Speaking to reporters at RAF Brize Norton after returning from Ukraine, the Prime Minister said: “This is a very, very generous welcoming country. But when people come here illegally, when they break the law, it is important that we make that distinction.
“That is what we are doing with our Rwanda policy. That is what we are doing with making sure that asylum seekers can’t just vanish into the rest of the country.”
However, Labour leader Sir Keir Starmer, campaigning in the Wakefield by-election, accused the Government of “chasing headlines”, saying it would do nothing to halt the activities of the people trafficking gangs.
“What I want is a serious response because nobody wants these journeys across the Channel to be made, these perilous journeys,” he said.

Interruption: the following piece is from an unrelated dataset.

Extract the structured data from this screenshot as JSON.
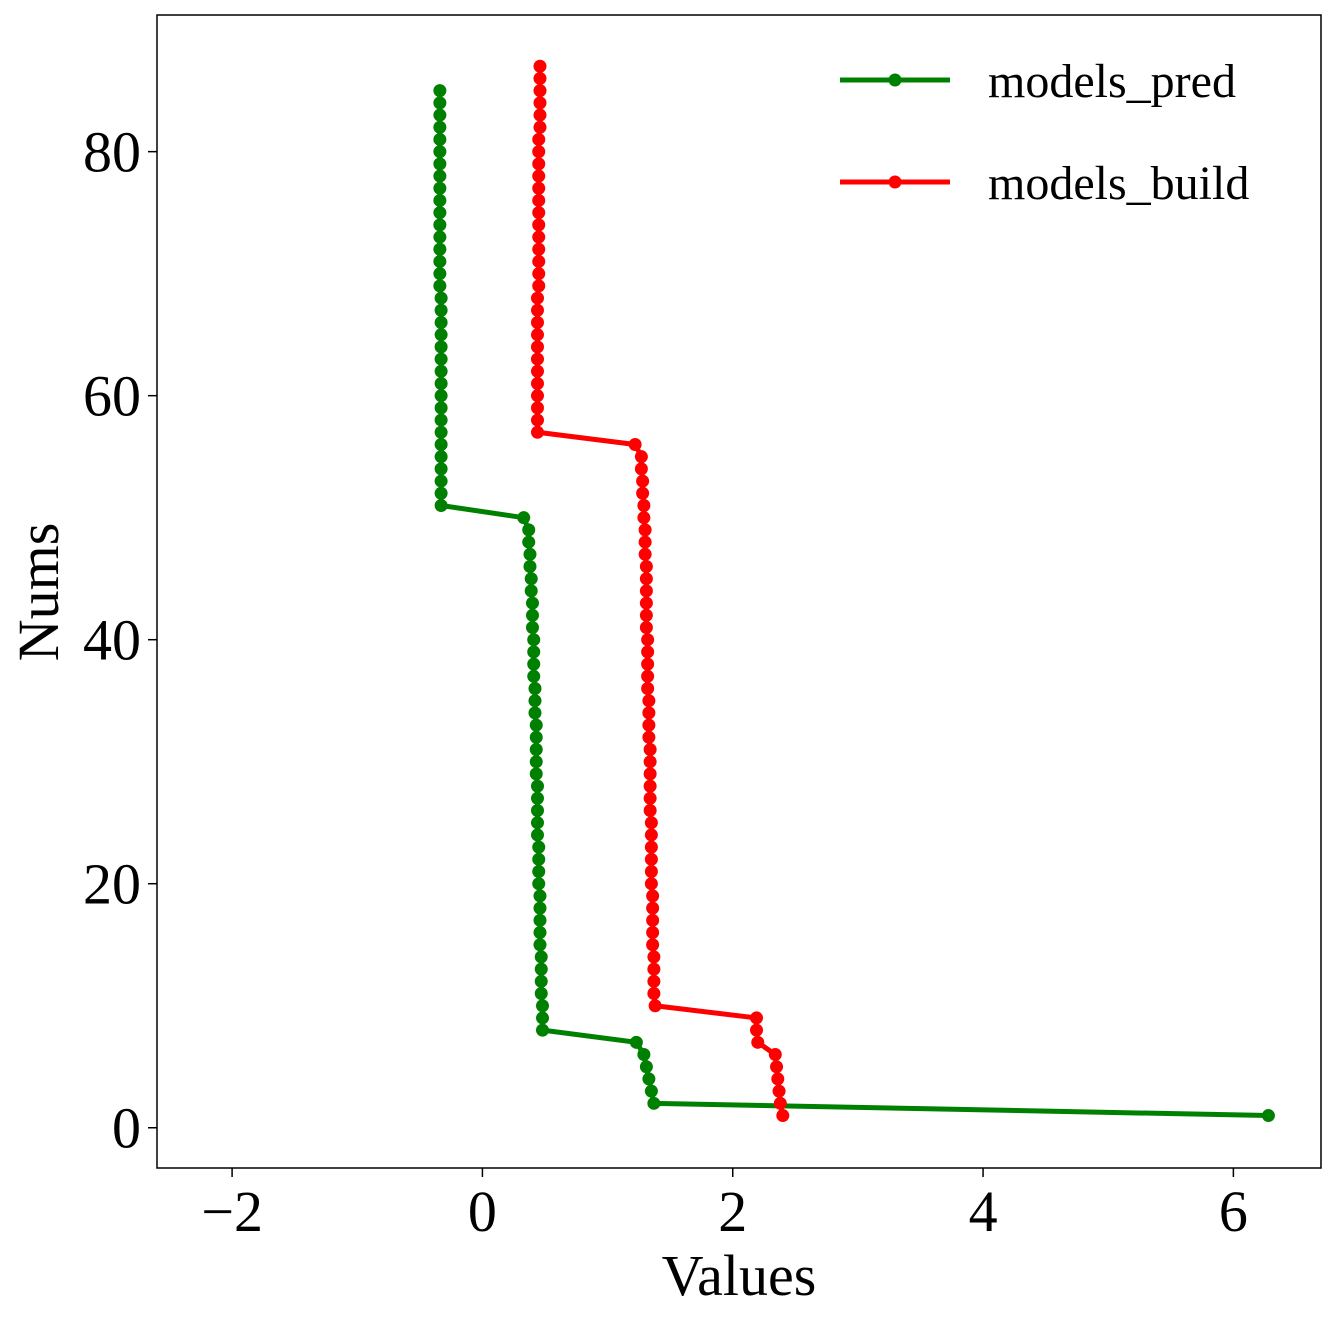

“Everybody want to clamp down on the gangs. That requires grown-up work with the French authorities and upstream work to actually tackle these gangs.”
The BBC reported the first to be tagged under the bail programme were likely to be those who had avoided being removed to Rwanda.
The Home Office said the trial will test whether tagging aids regular contact with those given bail and progresses their claims more effectively.
Those tagged will have to regularly report in person to authorities, may be subject to a curfew or excluded from certain locations, and failure to comply could see them returned to detention or prosecuted.
Analysis of Ministry of Defence data by the PA news agency shows 11,322 people have been brought to shore by Border Force or the RNLI after being rescued from small boats in the Channel, the world’s busiest shipping lane.
On Friday, 230 people on five small boats were brought to Britain.
The daily number has been decreasing steadily throughout the week after a high of 444 on Tuesday. That was the highest number since 654 on April 13.
With 13 days of June left to go the number of people crossing the Channel is almost double this time last year.
By the end of June 2021, 5,911 people had made the crossing so far that year.
PA analysis shows 346 boats have been used in Channel crossings so far this year, with an average of 33 people on board each one.